Archos 101 G9Archos 101 G9

Starting at the top, there’s the Archos 101 G9, the biggest and most expensive of the three tablets Archos has unveiled this week. That’s not saying much, at least in terms of expense, and at $349 the 101 G9 is still less costly than most other tablet PCs currently available.

The 101 G9 will feature a 10.1-inch (1280 x 800) display, dual-core 1.5GHz ARM Cortex A9 processor, 250GB HDD, and full-size USB port. It will also run the most updated version of Honeycomb currently available with Android 3.1, although a new version of Honeycomb (Android 3.2) and Ice Cream Sandwich should be available around or before the G9 series is released.

Archos 80 G9

The 80 G9 will be very similar to its big brother above, just trim down the screen size to 8-inches and scale back the resolution to 1024 x 768, and there you have it. Both the 80 G9 and 101 G9 will have access to the Android Market, and should start selling in late September.

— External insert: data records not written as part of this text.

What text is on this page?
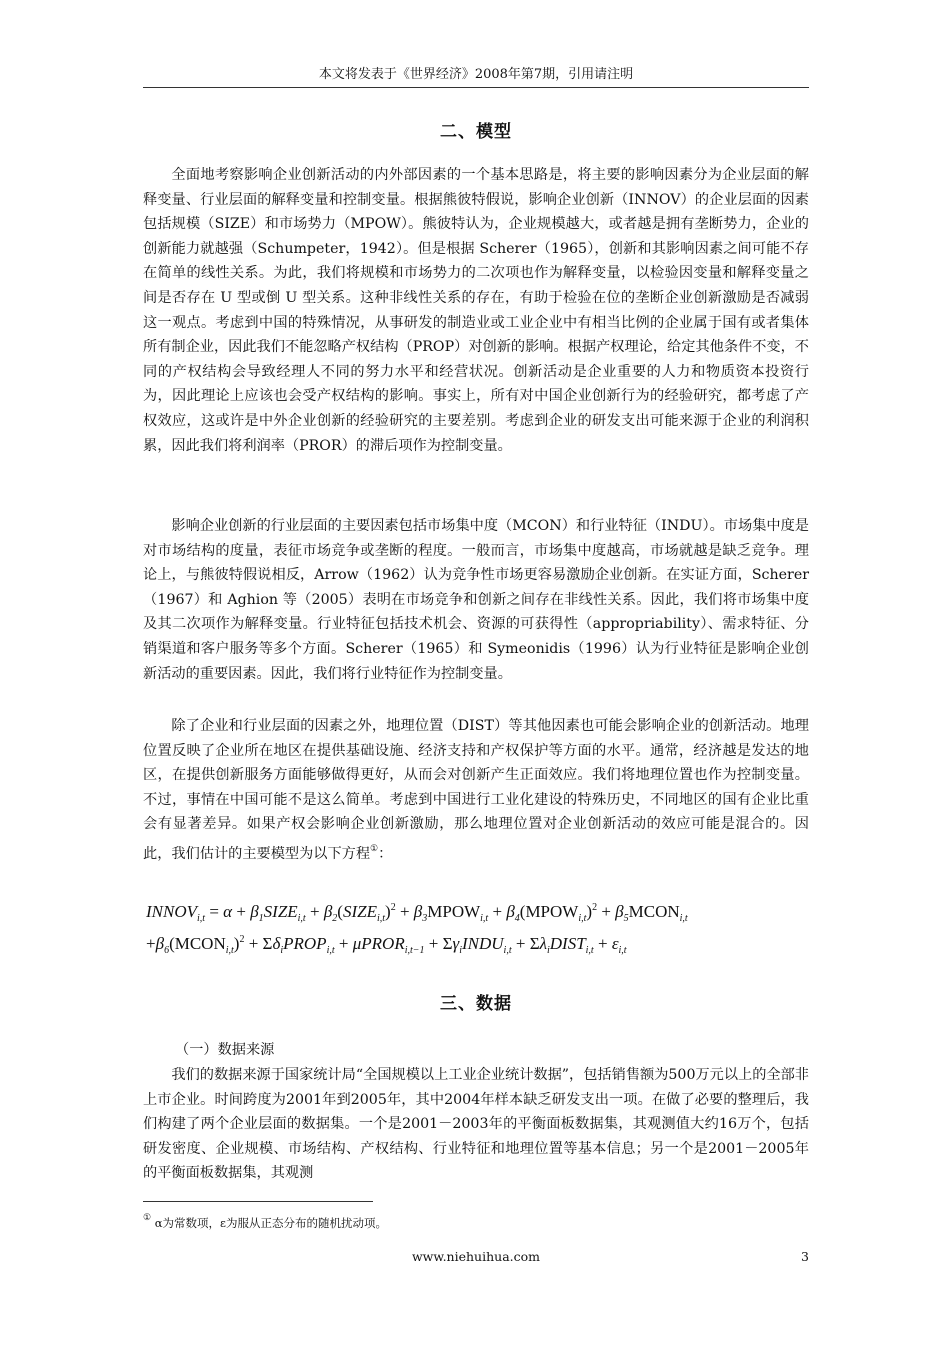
本文将发表于《世界经济》2008年第7期，引用请注明
二、模型

全面地考察影响企业创新活动的内外部因素的一个基本思路是，将主要的影响因素分为企业层面的解释变量、行业层面的解释变量和控制变量。根据熊彼特假说，影响企业创新（INNOV）的企业层面的因素包括规模（SIZE）和市场势力（MPOW）。熊彼特认为，企业规模越大，或者越是拥有垄断势力，企业的创新能力就越强（Schumpeter，1942）。但是根据 Scherer（1965），创新和其影响因素之间可能不存在简单的线性关系。为此，我们将规模和市场势力的二次项也作为解释变量，以检验因变量和解释变量之间是否存在 U 型或倒 U 型关系。这种非线性关系的存在，有助于检验在位的垄断企业创新激励是否减弱这一观点。考虑到中国的特殊情况，从事研发的制造业或工业企业中有相当比例的企业属于国有或者集体所有制企业，因此我们不能忽略产权结构（PROP）对创新的影响。根据产权理论，给定其他条件不变，不同的产权结构会导致经理人不同的努力水平和经营状况。创新活动是企业重要的人力和物质资本投资行为，因此理论上应该也会受产权结构的影响。事实上，所有对中国企业创新行为的经验研究，都考虑了产权效应，这或许是中外企业创新的经验研究的主要差别。考虑到企业的研发支出可能来源于企业的利润积累，因此我们将利润率（PROR）的滞后项作为控制变量。

影响企业创新的行业层面的主要因素包括市场集中度（MCON）和行业特征（INDU）。市场集中度是对市场结构的度量，表征市场竞争或垄断的程度。一般而言，市场集中度越高，市场就越是缺乏竞争。理论上，与熊彼特假说相反，Arrow（1962）认为竞争性市场更容易激励企业创新。在实证方面，Scherer（1967）和 Aghion 等（2005）表明在市场竞争和创新之间存在非线性关系。因此，我们将市场集中度及其二次项作为解释变量。行业特征包括技术机会、资源的可获得性（appropriability）、需求特征、分销渠道和客户服务等多个方面。Scherer（1965）和 Symeonidis（1996）认为行业特征是影响企业创新活动的重要因素。因此，我们将行业特征作为控制变量。

除了企业和行业层面的因素之外，地理位置（DIST）等其他因素也可能会影响企业的创新活动。地理位置反映了企业所在地区在提供基础设施、经济支持和产权保护等方面的水平。通常，经济越是发达的地区，在提供创新服务方面能够做得更好，从而会对创新产生正面效应。我们将地理位置也作为控制变量。不过，事情在中国可能不是这么简单。考虑到中国进行工业化建设的特殊历史，不同地区的国有企业比重会有显著差异。如果产权会影响企业创新激励，那么地理位置对企业创新活动的效应可能是混合的。因此，我们估计的主要模型为以下方程①：

$INNOV_{i,t} = \alpha$ + $\beta_1SIZE_{i,t}$ + $\beta_2(SIZE_{i,t})^2$ + $\beta_3MPOW_{i,t}$ + $\beta_4(MPOW_{i,t})^2$ + $\beta_5MCON_{i,t}$
$+\beta_6(MCON_{i,t})^2$ + $\Sigma\delta_iPROP_{i,t}$ + μPROR$_{i,t-1}$ + $\Sigma\gamma_iINDU_{i,t}$ + $\Sigma\lambda_iDIST_{i,t} + \varepsilon_{i,t}$
三、数据
（一）数据来源

我们的数据来源于国家统计局“全国规模以上工业企业统计数据”，包括销售额为500万元以上的全部非上市企业。时间跨度为2001年到2005年，其中2004年样本缺乏研发支出一项。在做了必要的整理后，我们构建了两个企业层面的数据集。一个是2001－2003年的平衡面板数据集，其观测值大约16万个，包括研发密度、企业规模、市场结构、产权结构、行业特征和地理位置等基本信息；另一个是2001－2005年的平衡面板数据集，其观测

① α为常数项，ε为服从正态分布的随机扰动项。
www.niehuihua.com	3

Archos Arnova 7Archos Arnova 7

Measuring 7-inches and weighing in at a lean 12 ounces is Archos’ final contender, the Arnova 7. This little guy will not be featuring the latest and greatest hardware, or software, or anything notable at all really, except for its price tag.

The Arnova 7 will cost less than a nice night out; it will cost less than a lot of pairs of shoes; it will cost less than a $100 gift certificate to Home Depot. The Arnova 7 is one of the cheapest tablets going, with an MSRP of $99.

In terms of its less-than-notable specs, the Arnova 7 will feature Android 2.2 (Froyo), a 7-inch resistive touchscreen with 800 x 480 resolution, and 4GB of flash memory. Archos did not provide details on the device’s processor or external ports. The Arnova 7 will not have access to the Android market, instead working with the AppsLib store. A release date has yet to be announced.